Her career, in other words, was on cruise control with no excitement, no real growth and kept her playing small.
She considered herself a high achiever, but her actions weren’t showing it.
We worked together exploring her options, diving into what was keeping her stuck until she finally came to a breakthrough that had her making the jump. She was ready.
It wasn’t about figuring what to do next – that part was easy. It was about what was holding her back for so long. She had reached a point where her spirit was screaming at her to move and do something!
Her heart couldn’t bare any longer staying in the safety zone she had outgrown. Her time to move had come.
The leap to something bigger and better also gave her courage to ask for more.
More feedback (yes, even as a leader – she valued it)
More creative freedom
It’s like her world opened up and she was asking for it all.
That’s what happens when you finally put yourself first. You ask for what you want. You do what you want. There’s no more should’s, no more supposed to and definitely no more, have to’s.
It’s possible. It’s within reach and you can go after what you want too.
Leadership isn’t a one-size-fits-all and it definitely does not ask you to leave who you are at the door, including those corporate doors we’re all familiar with.
Yes, our work culture has shaped the belief that much of what is considered taboo in the workplace is unprofessional or doesn’t belong and it’s also dated and limiting.
No matter how far up the rank you are on your journey as a leader, you will always be put on notice when you’re feeding into cultural pressures going against what you want to do, regardless if it’s the role you play at work or doing a job you loathe.
Your body will eventually catch up.
Your heart will feel it.
Your mind won’t turn off.
And the people around you?

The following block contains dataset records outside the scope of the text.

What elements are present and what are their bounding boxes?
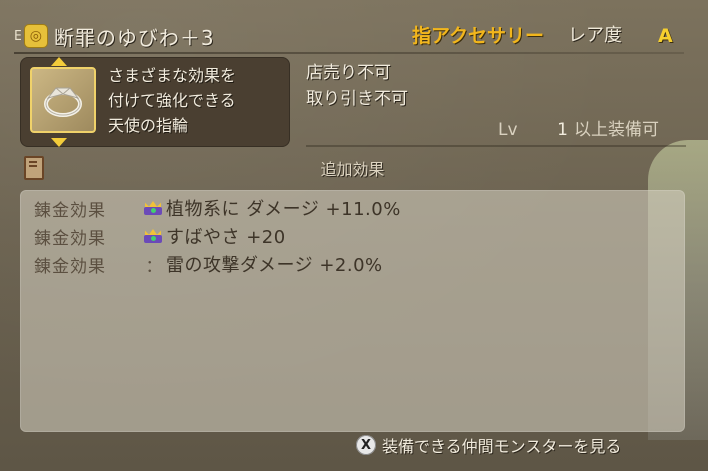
- item-thumbnail: [30, 67, 96, 133]
- sell-status: 店売り不可: [306, 63, 391, 83]
- rarity-value: A: [658, 25, 673, 47]
- trade-info: 店売り不可 取り引き不可: [306, 60, 408, 112]
- level-label: Lv: [498, 120, 518, 140]
- effect-label: 錬金効果: [34, 200, 106, 221]
- item-description: さまざまな効果を 付けて強化できる 天使の指輪: [108, 63, 288, 138]
- x-button-icon[interactable]: X: [356, 435, 376, 455]
- effect-text: 雷の攻撃ダメージ +2.0%: [166, 255, 383, 276]
- rarity-label: レア度: [568, 25, 622, 46]
- scroll-down-arrow-icon[interactable]: [51, 138, 67, 147]
- effect-text: 植物系に ダメージ +11.0%: [166, 199, 401, 220]
- description-box: さまざまな効果を 付けて強化できる 天使の指輪: [20, 57, 290, 147]
- ring-icon: ◎: [23, 24, 48, 48]
- effect-row: 錬金効果 植物系に ダメージ +11.0%: [34, 194, 401, 222]
- description-line: 付けて強化できる: [108, 91, 236, 110]
- level-suffix: 以上装備可: [574, 120, 659, 140]
- description-line: 天使の指輪: [108, 116, 189, 135]
- effect-label: 錬金効果: [34, 228, 106, 249]
- effects-list: 錬金効果 植物系に ダメージ +11.0% 錬金効果 すばやさ +20 錬金効果…: [20, 190, 685, 432]
- description-line: さまざまな効果を: [108, 66, 237, 85]
- effects-header: 追加効果: [20, 150, 685, 182]
- title-divider: [14, 52, 684, 54]
- effect-row: 錬金効果 すばやさ +20: [34, 222, 286, 250]
- crown-icon: [142, 227, 164, 245]
- item-detail-window: E ◎ 断罪のゆびわ＋3 指アクセサリー レア度 A さまざまな効果を 付けて強…: [0, 0, 708, 471]
- level-divider: [306, 145, 686, 147]
- scroll-up-arrow-icon[interactable]: [51, 57, 67, 66]
- trade-status: 取り引き不可: [306, 89, 408, 109]
- level-requirement: Lv 1 以上装備可: [498, 119, 659, 141]
- effect-marker: ：: [145, 256, 163, 277]
- effect-text: すばやさ +20: [166, 227, 286, 248]
- item-title-row: E ◎ 断罪のゆびわ＋3: [14, 22, 215, 50]
- view-monsters-label[interactable]: 装備できる仲間モンスターを見る: [382, 433, 621, 457]
- effect-row: 錬金効果 ： 雷の攻撃ダメージ +2.0%: [34, 250, 383, 278]
- ring-image-icon: [44, 87, 82, 117]
- item-category: 指アクセサリー: [412, 25, 545, 47]
- effects-title: 追加効果: [320, 160, 385, 179]
- item-name: 断罪のゆびわ＋3: [53, 25, 215, 50]
- view-monsters-action[interactable]: X 装備できる仲間モンスターを見る: [356, 432, 621, 458]
- level-value: 1: [557, 120, 568, 140]
- crown-icon: [142, 199, 164, 217]
- effect-label: 錬金効果: [34, 256, 106, 277]
- equipped-marker: E: [14, 28, 22, 44]
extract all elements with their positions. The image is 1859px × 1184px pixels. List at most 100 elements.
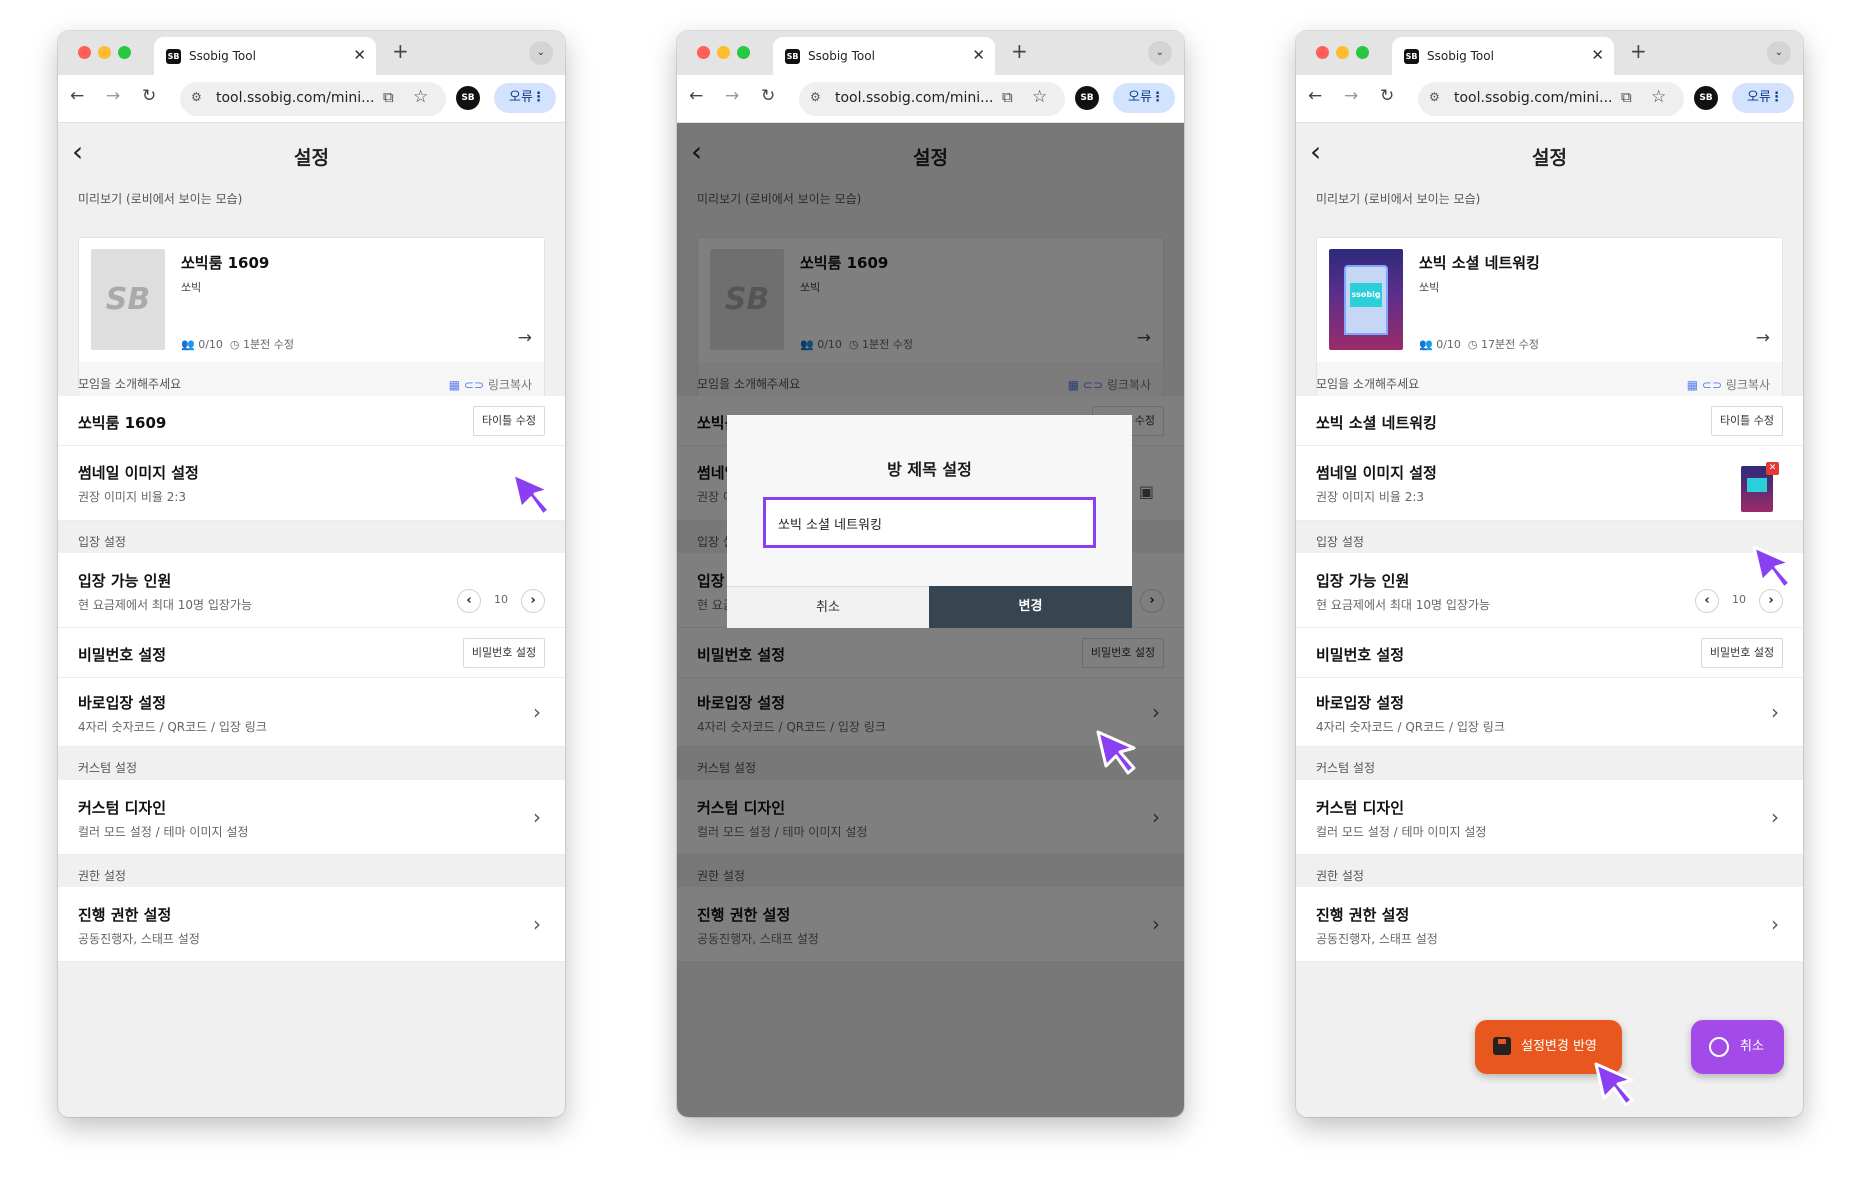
forward-icon[interactable]: → bbox=[1344, 86, 1358, 106]
back-icon[interactable]: ← bbox=[1308, 86, 1322, 106]
remove-thumbnail-icon[interactable]: ✕ bbox=[1766, 462, 1779, 475]
capacity-count: 0/10 bbox=[1436, 338, 1461, 351]
share-icon[interactable]: ⧉ bbox=[1621, 88, 1632, 106]
qr-icon[interactable]: ▦ bbox=[1687, 378, 1698, 392]
reload-icon[interactable]: ↻ bbox=[761, 86, 775, 106]
error-chip[interactable]: 오류 ⋮ bbox=[1732, 83, 1794, 113]
password-button[interactable]: 비밀번호 설정 bbox=[1701, 638, 1783, 668]
url-text: tool.ssobig.com/mini... bbox=[216, 90, 375, 106]
browser-window-3: SB Ssobig Tool ✕ + ⌄ ← → ↻ ⚙ tool.ssobig… bbox=[1296, 31, 1803, 1117]
modal-cancel-button[interactable]: 취소 bbox=[727, 586, 929, 628]
decrement-button[interactable]: ‹ bbox=[1695, 589, 1719, 613]
page-header: ‹ 설정 bbox=[1296, 123, 1803, 189]
error-label: 오류 bbox=[509, 90, 533, 105]
thumbnail-title: 썸네일 이미지 설정 bbox=[78, 464, 199, 482]
decrement-button[interactable]: ‹ bbox=[457, 589, 481, 613]
tab-search-button[interactable]: ⌄ bbox=[1148, 41, 1172, 65]
share-icon[interactable]: ⧉ bbox=[1002, 88, 1013, 106]
address-bar[interactable]: ⚙ tool.ssobig.com/mini... ⧉ ☆ bbox=[799, 82, 1065, 116]
forward-icon[interactable]: → bbox=[106, 86, 120, 106]
minimize-window-button[interactable] bbox=[717, 46, 730, 59]
menu-icon[interactable]: ⋮ bbox=[1770, 83, 1783, 113]
forward-icon[interactable]: → bbox=[725, 86, 739, 106]
preview-label: 미리보기 (로비에서 보이는 모습) bbox=[78, 192, 243, 206]
close-tab-icon[interactable]: ✕ bbox=[1591, 46, 1604, 64]
favicon-icon: SB bbox=[785, 49, 800, 64]
close-window-button[interactable] bbox=[1316, 46, 1329, 59]
perm-row[interactable]: 진행 권한 설정 공동진행자, 스태프 설정 › bbox=[58, 887, 565, 962]
error-chip[interactable]: 오류 ⋮ bbox=[494, 83, 556, 113]
browser-tab[interactable]: SB Ssobig Tool ✕ bbox=[773, 37, 995, 75]
close-window-button[interactable] bbox=[697, 46, 710, 59]
thumbnail-row[interactable]: 썸네일 이미지 설정 권장 이미지 비율 2:3 ✕ bbox=[1296, 446, 1803, 521]
thumbnail-row[interactable]: 썸네일 이미지 설정 권장 이미지 비율 2:3 ▣ bbox=[58, 446, 565, 521]
arrow-right-icon[interactable]: → bbox=[518, 328, 532, 348]
maximize-window-button[interactable] bbox=[737, 46, 750, 59]
extension-icon[interactable]: SB bbox=[456, 86, 480, 110]
tab-search-button[interactable]: ⌄ bbox=[1767, 41, 1791, 65]
arcade-thumbnail: ssobig bbox=[1329, 249, 1403, 350]
increment-button[interactable]: › bbox=[1759, 589, 1783, 613]
password-button[interactable]: 비밀번호 설정 bbox=[463, 638, 545, 668]
room-title-input[interactable]: 쏘빅 소셜 네트워킹 bbox=[763, 497, 1096, 548]
direct-entry-row[interactable]: 바로입장 설정 4자리 숫자코드 / QR코드 / 입장 링크 › bbox=[58, 678, 565, 747]
increment-button[interactable]: › bbox=[521, 589, 545, 613]
modal-confirm-button[interactable]: 변경 bbox=[929, 586, 1132, 628]
capacity-title: 입장 가능 인원 bbox=[1316, 572, 1410, 590]
arrow-right-icon[interactable]: → bbox=[1756, 328, 1770, 348]
maximize-window-button[interactable] bbox=[1356, 46, 1369, 59]
extension-icon[interactable]: SB bbox=[1694, 86, 1718, 110]
extension-icon[interactable]: SB bbox=[1075, 86, 1099, 110]
qr-icon[interactable]: ▦ bbox=[449, 378, 460, 392]
reload-icon[interactable]: ↻ bbox=[1380, 86, 1394, 106]
close-tab-icon[interactable]: ✕ bbox=[972, 46, 985, 64]
menu-icon[interactable]: ⋮ bbox=[532, 83, 545, 113]
star-icon[interactable]: ☆ bbox=[1032, 87, 1047, 107]
close-window-button[interactable] bbox=[78, 46, 91, 59]
link-copy[interactable]: ▦ ⊂⊃ 링크복사 bbox=[449, 376, 532, 393]
design-row[interactable]: 커스텀 디자인 컬러 모드 설정 / 테마 이미지 설정 › bbox=[1296, 780, 1803, 855]
maximize-window-button[interactable] bbox=[118, 46, 131, 59]
new-tab-button[interactable]: + bbox=[1630, 39, 1647, 63]
tune-icon[interactable]: ⚙ bbox=[810, 90, 821, 104]
chevron-right-icon: › bbox=[533, 912, 541, 936]
perm-label: 권한 설정 bbox=[78, 869, 126, 883]
clock-icon: ◷ bbox=[1467, 338, 1482, 351]
menu-icon[interactable]: ⋮ bbox=[1151, 83, 1164, 113]
back-icon[interactable]: ← bbox=[689, 86, 703, 106]
capacity-stepper: ‹ 10 › bbox=[457, 589, 545, 613]
room-title: 쏘빅 소셜 네트워킹 bbox=[1316, 414, 1437, 432]
password-title: 비밀번호 설정 bbox=[78, 646, 167, 664]
title-edit-button[interactable]: 타이틀 수정 bbox=[473, 406, 545, 436]
back-icon[interactable]: ← bbox=[70, 86, 84, 106]
title-edit-button[interactable]: 타이틀 수정 bbox=[1711, 406, 1783, 436]
tune-icon[interactable]: ⚙ bbox=[191, 90, 202, 104]
error-chip[interactable]: 오류 ⋮ bbox=[1113, 83, 1175, 113]
new-tab-button[interactable]: + bbox=[1011, 39, 1028, 63]
new-tab-button[interactable]: + bbox=[392, 39, 409, 63]
address-bar[interactable]: ⚙ tool.ssobig.com/mini... ⧉ ☆ bbox=[180, 82, 446, 116]
close-tab-icon[interactable]: ✕ bbox=[353, 46, 366, 64]
direct-entry-row[interactable]: 바로입장 설정 4자리 숫자코드 / QR코드 / 입장 링크 › bbox=[1296, 678, 1803, 747]
cancel-changes-button[interactable]: 취소 bbox=[1691, 1020, 1784, 1074]
design-row[interactable]: 커스텀 디자인 컬러 모드 설정 / 테마 이미지 설정 › bbox=[58, 780, 565, 855]
people-icon: 👥 bbox=[1419, 338, 1437, 351]
clock-icon: ◷ bbox=[229, 338, 244, 351]
reload-icon[interactable]: ↻ bbox=[142, 86, 156, 106]
link-copy[interactable]: ▦ ⊂⊃ 링크복사 bbox=[1687, 376, 1770, 393]
tune-icon[interactable]: ⚙ bbox=[1429, 90, 1440, 104]
browser-tab[interactable]: SB Ssobig Tool ✕ bbox=[154, 37, 376, 75]
favicon-icon: SB bbox=[1404, 49, 1419, 64]
perm-row[interactable]: 진행 권한 설정 공동진행자, 스태프 설정 › bbox=[1296, 887, 1803, 962]
browser-tab[interactable]: SB Ssobig Tool ✕ bbox=[1392, 37, 1614, 75]
minimize-window-button[interactable] bbox=[1336, 46, 1349, 59]
room-meta: 👥 0/10 ◷ 17분전 수정 bbox=[1419, 336, 1539, 352]
address-bar[interactable]: ⚙ tool.ssobig.com/mini... ⧉ ☆ bbox=[1418, 82, 1684, 116]
star-icon[interactable]: ☆ bbox=[1651, 87, 1666, 107]
star-icon[interactable]: ☆ bbox=[413, 87, 428, 107]
share-icon[interactable]: ⧉ bbox=[383, 88, 394, 106]
link-copy-label: 링크복사 bbox=[487, 378, 532, 392]
tab-search-button[interactable]: ⌄ bbox=[529, 41, 553, 65]
minimize-window-button[interactable] bbox=[98, 46, 111, 59]
capacity-value: 10 bbox=[494, 593, 508, 606]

Yes, they will eventually notice something (or rather someone) is off.
Maybe you don’t like gambling or you’re not much of a risk-taker, but the best leaders know that they always win when they bet on themselves.
Change doesn’t have to happen overnight or all at once. As Martha Beck, author of The Way of Integrity, Finding the Path to your True Self says, there’s power in one-degree turns.
If there’s a move you want to make, you’re feeling off track or dissatisfied with where you are, what’s one small step you can take today?
That one-degree turn may just be enough for now.